After decades of saving for retirement, the time comes for retirement. This transition should be simple, but more than half of all Americans worry about financial stability in retirement, according to MarketWatch.

A third of our clients have retired and lived off regular withdrawals from their portfolios. Once the client and our advisors calculate the cost of supporting their lifestyle in retirement, we set up a monthly draw from clients’ investment portfolios and deposit those funds into their checking accounts as a replacement paycheck.

Our clients can draw (conservatively 4%/year or 5% aggressively/year) from their portfolios and never run out of money under any scenarios short of a nuclear war, meteor strike, or worldwide zombie apocalypse. A family with a $2 million portfolio can withdraw $80,000 to $100,000 per year, with additional funds coming from Social Security and a pension if any.

In more than 25 years of running Heron Wealth, we have never once reduced a client’s monthly draw because of stock market volatility.

How is this possible?

Back in 2009, the stock market fell 55% in six months. In early 2020, the stock market fell 35% in three months. At least once every three years, the market falls 10%. Every five years or so, the market falls 20%.

Through all that volatility, we employ a straightforward solution to keep our retired clients’ draws stable and portfolios intact – the Three-Bucket Retirement Income Strategy.

Making It Work

When a client retires, we split their portfolio into three buckets: risk assets; fixed income; and near cash.

We invest the client’s assets such that the risk bucket represents 60% to 70% of their portfolio, invested in faster-growing but volatile U.S. and international equities. We reasonably project that bucket will grow on average 7% to 9% per year, but we also know that wide swings in either direction are possible.

Once or twice a year, we rebalance the risk bucket to target allocations and pour the excess cash into the fixed income bucket, which contains 25% to 35% of the overall portfolio. We invest those assets in government bonds and agency bonds, high-grade and high-yield corporate bonds, and preferred stock. We reasonably expect the fixed income bucket to grow 3% to 4% a year, with far less volatility compared to the risk bucket.

Rebalancing the fixed income bucket pours excess funds into the near-cash bucket, which invests in government securities with maturities of one year or less, commercial paper, and CDs. The near-cash bucket generates a negligible return of 0.5% to 1.5% per year, but with negligible volatility.

Each month, we distribute the client’s draw from the near-cash bucket.

What about bear market years like 2008-09, when U.S. stocks plummeted 55% in six months?

When stocks fall dramatically, we simply suspend the distributions from the risk bucket to the fixed income bucket, but we continue flowing funds from fixed income to near cash.

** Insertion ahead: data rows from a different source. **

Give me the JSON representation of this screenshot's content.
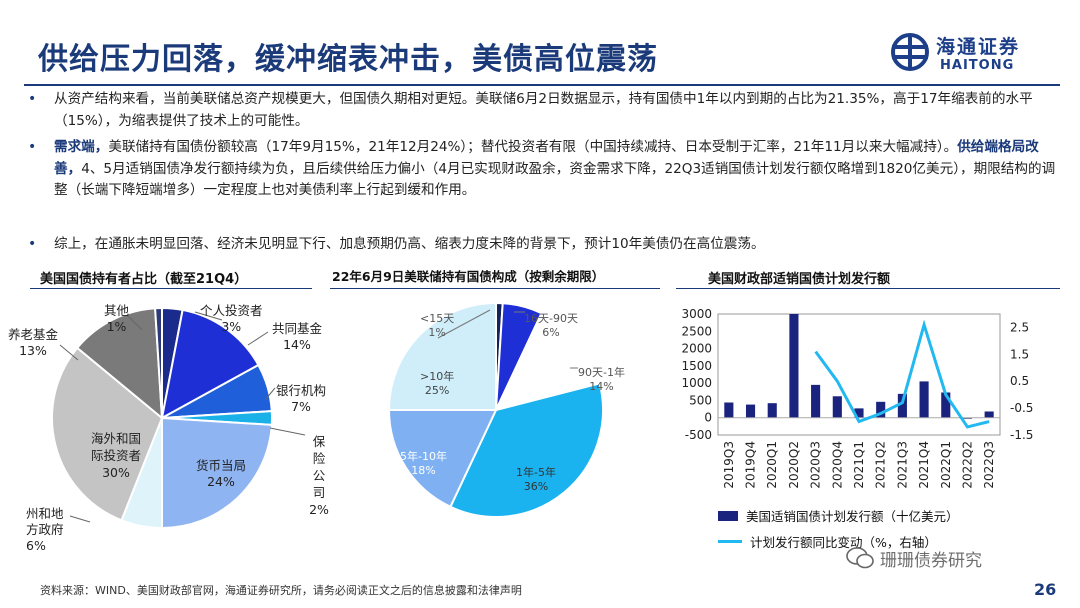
{
  "title": "供给压力回落，缓冲缩表冲击，美债高位震荡",
  "logo": {
    "cn": "海通证券",
    "en": "HAITONG"
  },
  "bullets": [
    {
      "text": "从资产结构来看，当前美联储总资产规模更大，但国债久期相对更短。美联储6月2日数据显示，持有国债中1年以内到期的占比为21.35%，高于17年缩表前的水平（15%），为缩表提供了技术上的可能性。"
    },
    {
      "bold1": "需求端，",
      "text1": "美联储持有国债份额较高（17年9月15%，21年12月24%）；替代投资者有限（中国持续减持、日本受制于汇率，21年11月以来大幅减持）。",
      "bold2": "供给端格局改善，",
      "text2": "4、5月适销国债净发行额持续为负，且后续供给压力偏小（4月已实现财政盈余，资金需求下降，22Q3适销国债计划发行额仅略增到1820亿美元），期限结构的调整（长端下降短端增多）一定程度上也对美债利率上行起到缓和作用。"
    },
    {
      "text": "综上，在通胀未明显回落、经济未见明显下行、加息预期仍高、缩表力度未降的背景下，预计10年美债仍在高位震荡。"
    }
  ],
  "chart_titles": {
    "holders": "美国国债持有者占比（截至21Q4）",
    "fed": "22年6月9日美联储持有国债构成（按剩余期限）",
    "issuance": "美国财政部适销国债计划发行额"
  },
  "chart_data": [
    {
      "type": "pie",
      "title": "美国国债持有者占比（截至21Q4）",
      "slices": [
        {
          "label": "个人投资者",
          "value": 3,
          "display": "3%",
          "color": "#1a2b8c"
        },
        {
          "label": "共同基金",
          "value": 14,
          "display": "14%",
          "color": "#1f2fd6"
        },
        {
          "label": "银行机构",
          "value": 7,
          "display": "7%",
          "color": "#1f5fd9"
        },
        {
          "label": "保险公司",
          "value": 2,
          "display": "2%",
          "color": "#1ab0e8"
        },
        {
          "label": "货币当局",
          "value": 24,
          "display": "24%",
          "color": "#8fb4f2"
        },
        {
          "label": "州和地方政府",
          "value": 6,
          "display": "6%",
          "color": "#dff3fb"
        },
        {
          "label": "海外和国际投资者",
          "value": 30,
          "display": "30%",
          "color": "#c4c4c4"
        },
        {
          "label": "养老基金",
          "value": 13,
          "display": "13%",
          "color": "#7a7a7a"
        },
        {
          "label": "其他",
          "value": 1,
          "display": "1%",
          "color": "#2c3a78"
        }
      ]
    },
    {
      "type": "pie",
      "title": "22年6月9日美联储持有国债构成（按剩余期限）",
      "slices": [
        {
          "label": "<15天",
          "value": 1,
          "display": "1%",
          "color": "#14235e"
        },
        {
          "label": "16天-90天",
          "value": 6,
          "display": "6%",
          "color": "#1f2fd6"
        },
        {
          "label": "90天-1年",
          "value": 14,
          "display": "14%",
          "color": "#ffffff"
        },
        {
          "label": "1年-5年",
          "value": 36,
          "display": "36%",
          "color": "#1ab3ef"
        },
        {
          "label": "5年-10年",
          "value": 18,
          "display": "18%",
          "color": "#7fb1f2"
        },
        {
          "label": ">10年",
          "value": 25,
          "display": "25%",
          "color": "#cfeefa"
        }
      ]
    },
    {
      "type": "bar",
      "title": "美国财政部适销国债计划发行额",
      "categories": [
        "2019Q3",
        "2019Q4",
        "2020Q1",
        "2020Q2",
        "2020Q3",
        "2020Q4",
        "2021Q1",
        "2021Q2",
        "2021Q3",
        "2021Q4",
        "2022Q1",
        "2022Q2",
        "2022Q3"
      ],
      "series": [
        {
          "name": "美国适销国债计划发行额（十亿美元）",
          "type": "bar",
          "axis": "left",
          "color": "#1a237e",
          "values": [
            440,
            380,
            420,
            3000,
            950,
            620,
            270,
            460,
            690,
            1050,
            730,
            -30,
            180
          ]
        },
        {
          "name": "计划发行额同比变动（%，右轴）",
          "type": "line",
          "axis": "right",
          "color": "#22b8f0",
          "values": [
            null,
            null,
            null,
            null,
            1.6,
            0.5,
            -1.0,
            -0.7,
            -0.3,
            2.6,
            0.0,
            -1.2,
            -1.0
          ]
        }
      ],
      "y_left": {
        "min": -500,
        "max": 3000,
        "ticks": [
          -500,
          0,
          500,
          1000,
          1500,
          2000,
          2500,
          3000
        ]
      },
      "y_right": {
        "min": -1.5,
        "max": 3.0,
        "ticks": [
          "-1.5",
          "-0.5",
          "0.5",
          "1.5",
          "2.5"
        ]
      },
      "legend_position": "bottom"
    }
  ],
  "legend": {
    "bar": "美国适销国债计划发行额（十亿美元）",
    "line": "计划发行额同比变动（%，右轴）"
  },
  "watermark": "珊珊债券研究",
  "footer": "资料来源：WIND、美国财政部官网，海通证券研究所，请务必阅读正文之后的信息披露和法律声明",
  "page_number": "26"
}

We DON’T shift funds upstream to the risk bucket from fixed income and cash, nor do we aggressively liquidate equities to raise cash.

Why not?

We know from history that even in the worst circumstances, equity markets rarely take more than five years to recover to new highs.

The “Black Friday” market crash of September 1929 provides one exception in the past 100 years. The Dow Jones Industrial Average took 25 years to make a new high in 1954. Taking into account the high-dividend yields of the 1930s, however, which peaked at an average of 14%/year, an investor who bought stocks right before the crash would have recovered his or her entire investment by late 1936, seven years from the 1929 peak and 4.5 years off the market low of the summer of 1932.

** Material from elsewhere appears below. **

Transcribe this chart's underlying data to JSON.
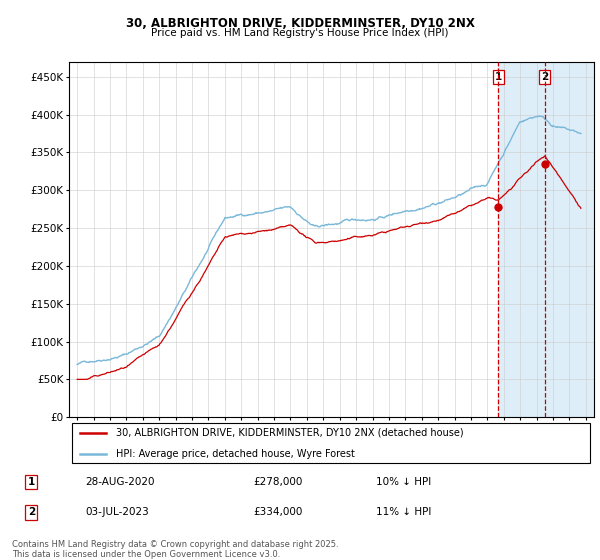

Before the Great Recession of 2008-09, the S&P 500 peaked in October 2007 but made new highs by February 2013.

Stocks peaked in January 2020, fell 35% as the COVID-19 pandemic spread, but reached new highs in only six months.

There’s nothing magical about the Three-Bucket Retirement Income Strategy. Keeping a year of living expenses in the near-cash bucket, and four years of cash flow in the fixed-income bucket means that clients can outlast a five-year drought in equity returns.

Good advisors have promoted this strategy for decades. Successfully using the strategy requires only two commitments on the client’s part.

Set — and adhere to — pre-retirement savings goals. For the strategy to work, the client must amass a large-enough portfolio.

Live on a 4% to 5% annual draw. Exceeding 5% per year raises the odds of not having enough funds, net of the draw, to sustain future draws after a prolonged downturn in stocks.

David Edwards is president and wealth advisor with Heron Wealth, a $500 million registered investment advisor based in New York City working with 225 client families across the U.S. and around the world. Dustin Lowman contributed additional research for this column.